McDonald’s (NYSE:MCD | MCD Price Prediction) is the rare mega-cap where the business is accelerating while the stock sits still. Global comps grew 3.8% last quarter, loyalty sales topped $9 billion in 90 days, and revenue jumped 9.4% YoY. Yet shares are down 5.67% year to date.
I think the disconnect creates an opportunity. The question I want to answer here: can McDonald’s stock realistically hit $375 by 2028? That is the bold target. Here is the math behind it.
Why McDonald’s Shares Are Stuck Despite Strong Fundamentals
The stock closed at $284.77 on June 11, well below the 52-week high of $337.56. Performance has been ugly in pockets: down 3.33% over one year and off nearly 5.67% YTD, even after a 4.42% bounce last week.
The reasons are real. CEO Chris Kempczinski acknowledged on the Q1 call that the macro backdrop “is certainly not improving, and it may be getting a little bit worse,” with low-income spending still declining.
Beef inflation, higher interest expense (guided up 4 to 6% in 2026), and ongoing restructuring charges through 2027 are squeezing the narrative. With a beta of just 0.414, MCD is built to grind steadily higher rather than spike.
Wall Street Sees Modest Upside. Here’s What It’s Missing
Consensus target sits at $331.29, with 5 Strong Buy, 14 Buy, 14 Hold, and 1 Sell rating. Our model’s base case lands at $322.66 over 12 months, with a bull scenario of $349.85 and a bear case of $298.80. Confidence is 90%, which is high.
My view: analysts are anchoring to near-term beef costs and underrating the loyalty flywheel. TTM loyalty sales already exceed $38 billion across 70 markets. With 56% bullish analyst skew already in place, the upside surprise is operational leverage, not sentiment.
The Path to $375 Per Share
Reaching $375 from today’s price of $284.77 would require a gain of 31.7%. With forward EPS of $13.40, a price of $375 implies a forward P/E of 28x. Our base case of $322.66 already implies 23x, meaning the bold target requires roughly 5x of additional multiple expansion.

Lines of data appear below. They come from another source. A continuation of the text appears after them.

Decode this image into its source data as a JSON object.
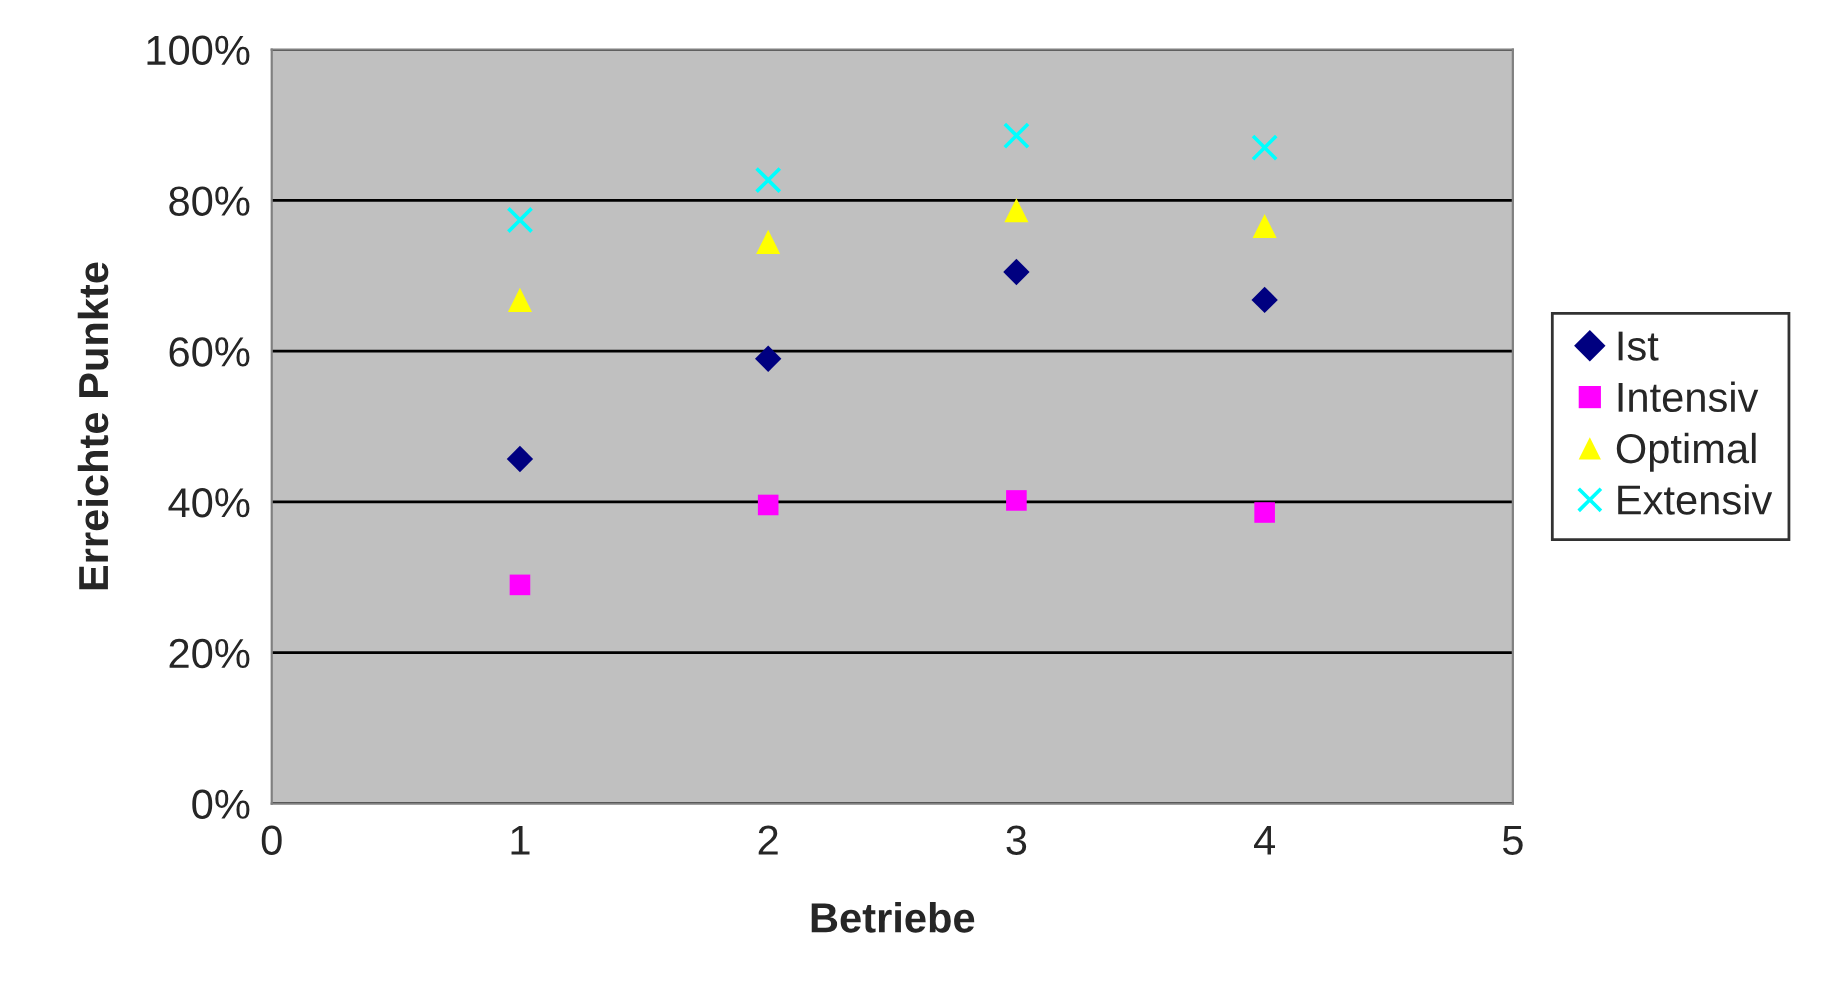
{
  "chart_data": {
    "type": "scatter",
    "xlabel": "Betriebe",
    "ylabel": "Erreichte Punkte",
    "x": [
      1,
      2,
      3,
      4
    ],
    "series": [
      {
        "name": "Ist",
        "color": "#000080",
        "marker": "diamond",
        "values": [
          45.7,
          59.0,
          70.5,
          66.8
        ]
      },
      {
        "name": "Intensiv",
        "color": "#ff00ff",
        "marker": "square",
        "values": [
          29.0,
          39.6,
          40.2,
          38.6
        ]
      },
      {
        "name": "Optimal",
        "color": "#ffff00",
        "marker": "triangle",
        "values": [
          66.8,
          74.5,
          78.7,
          76.6
        ]
      },
      {
        "name": "Extensiv",
        "color": "#00ffff",
        "marker": "cross",
        "values": [
          77.4,
          82.7,
          88.6,
          87.0
        ]
      }
    ],
    "xlim": [
      0,
      5
    ],
    "xticks": [
      0,
      1,
      2,
      3,
      4,
      5
    ],
    "ylim": [
      0,
      100
    ],
    "yticks": [
      {
        "value": 0,
        "label": "0%"
      },
      {
        "value": 20,
        "label": "20%"
      },
      {
        "value": 40,
        "label": "40%"
      },
      {
        "value": 60,
        "label": "60%"
      },
      {
        "value": 80,
        "label": "80%"
      },
      {
        "value": 100,
        "label": "100%"
      }
    ],
    "grid": "y",
    "legend": "right"
  }
}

Is that achievable? I think yes, but only if three things happen. First, the 247Factor adjustment of 1.074 needs to keep expanding as comps stay positive. Second, the “McDonald’s NEXT” strategic repositioning and the ArchIQ AI drive-thru rollout with Google have to start showing margin lift.
Third, the chicken category, which Kempczinski called “bigger than beef globally, and it’s growing 2x faster,” needs to keep taking share. Add the FIFA World Cup 2026 marketing push and a 50,000-restaurant footprint target by 2027, and the EPS denominator does the work. The primary risk is a deeper consumer recession that stalls comps and forces value-driven margin compression.

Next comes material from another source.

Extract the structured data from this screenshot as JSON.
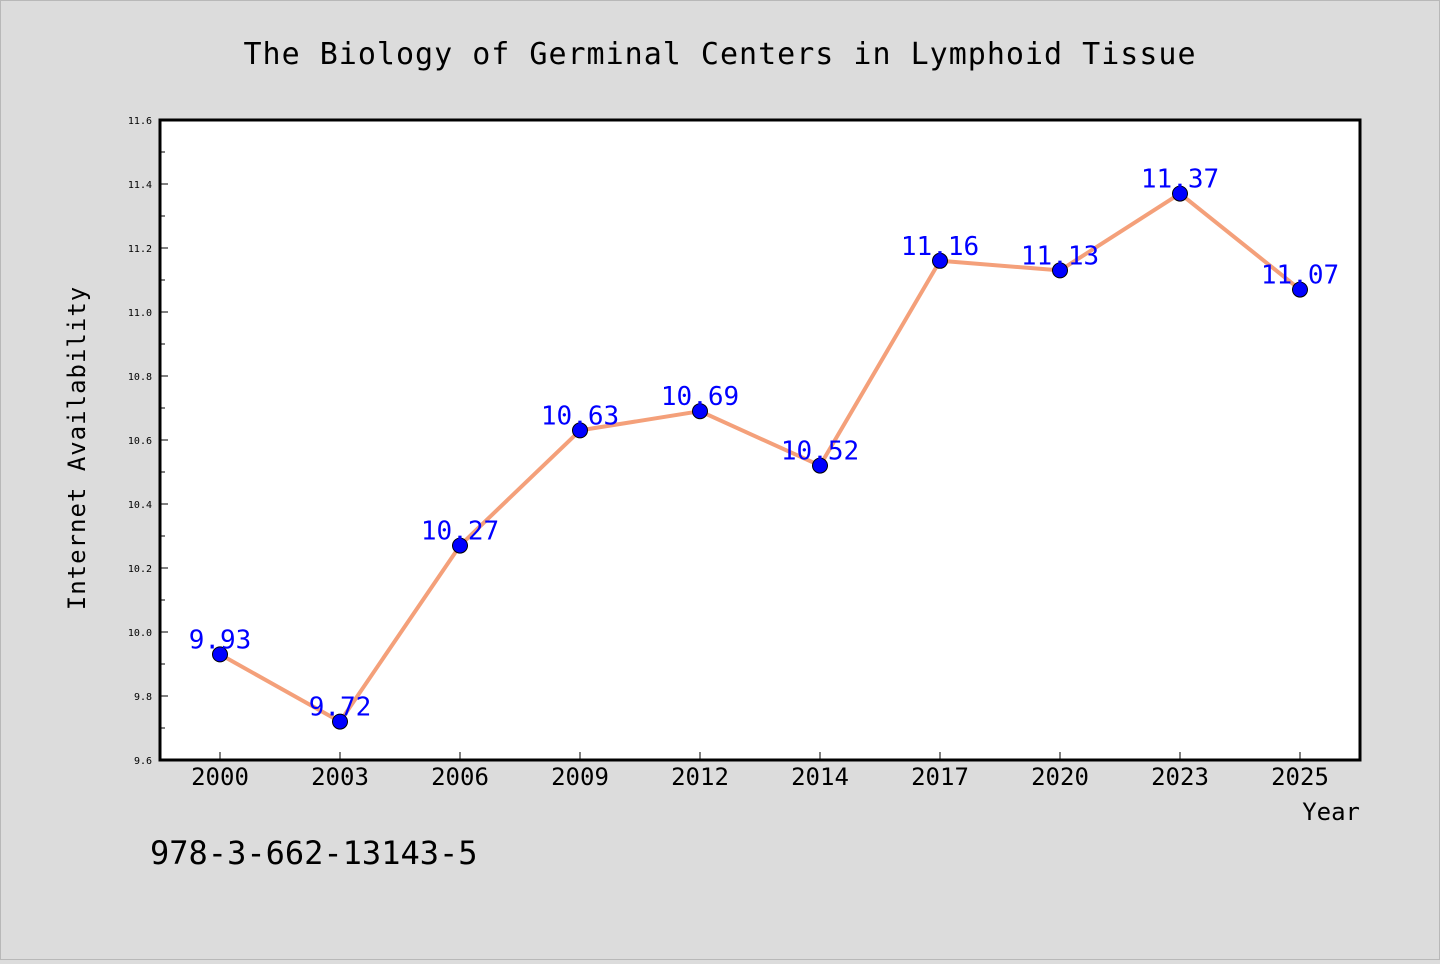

Where McDonald’s Trades Today vs Its Earnings Power
At $284.77, MCD trades at roughly 21x forward earnings, below its trailing P/E of 23 and the forward P/E of 22. Shares sit between a 52-week low of $270.15 and a high of $337.56. Over the past decade, MCD has returned 194.66%, proving the compounding case. For a defensive name throwing off a 2.61% yield and $7.19 billion in annual free cash flow, that multiple looks like value.
$375 Is a Stretch, But Here’s Why It’s Possible
Reaching $375 by 2028 requires a 31.7% gain and a forward multiple near 28x. That is a stretch, but not a long shot.

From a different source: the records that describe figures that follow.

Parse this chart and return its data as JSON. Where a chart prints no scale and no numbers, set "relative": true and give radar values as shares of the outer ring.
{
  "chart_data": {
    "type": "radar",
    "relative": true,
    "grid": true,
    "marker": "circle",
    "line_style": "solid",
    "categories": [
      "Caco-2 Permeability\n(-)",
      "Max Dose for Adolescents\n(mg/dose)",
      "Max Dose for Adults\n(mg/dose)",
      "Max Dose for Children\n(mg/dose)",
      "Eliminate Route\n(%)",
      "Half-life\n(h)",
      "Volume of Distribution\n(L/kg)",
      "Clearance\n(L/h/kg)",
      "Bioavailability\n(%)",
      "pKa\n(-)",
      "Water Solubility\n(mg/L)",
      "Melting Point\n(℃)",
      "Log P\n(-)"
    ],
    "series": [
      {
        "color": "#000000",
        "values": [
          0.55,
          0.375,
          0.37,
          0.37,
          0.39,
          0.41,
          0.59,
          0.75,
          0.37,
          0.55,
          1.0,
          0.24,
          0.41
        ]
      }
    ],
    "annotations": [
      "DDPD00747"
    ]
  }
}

Three things need to go right: loyalty members keep driving systemwide sales above 6%, the chicken and beverage platforms scale internationally, and EPS compounds toward $14 to $15. A consumer recession deeper than today’s pressure would derail it. Returns at this level shouldn’t be expected every year, but we’ve outlined the blueprint for how McDonald’s could reach $375 in 2028.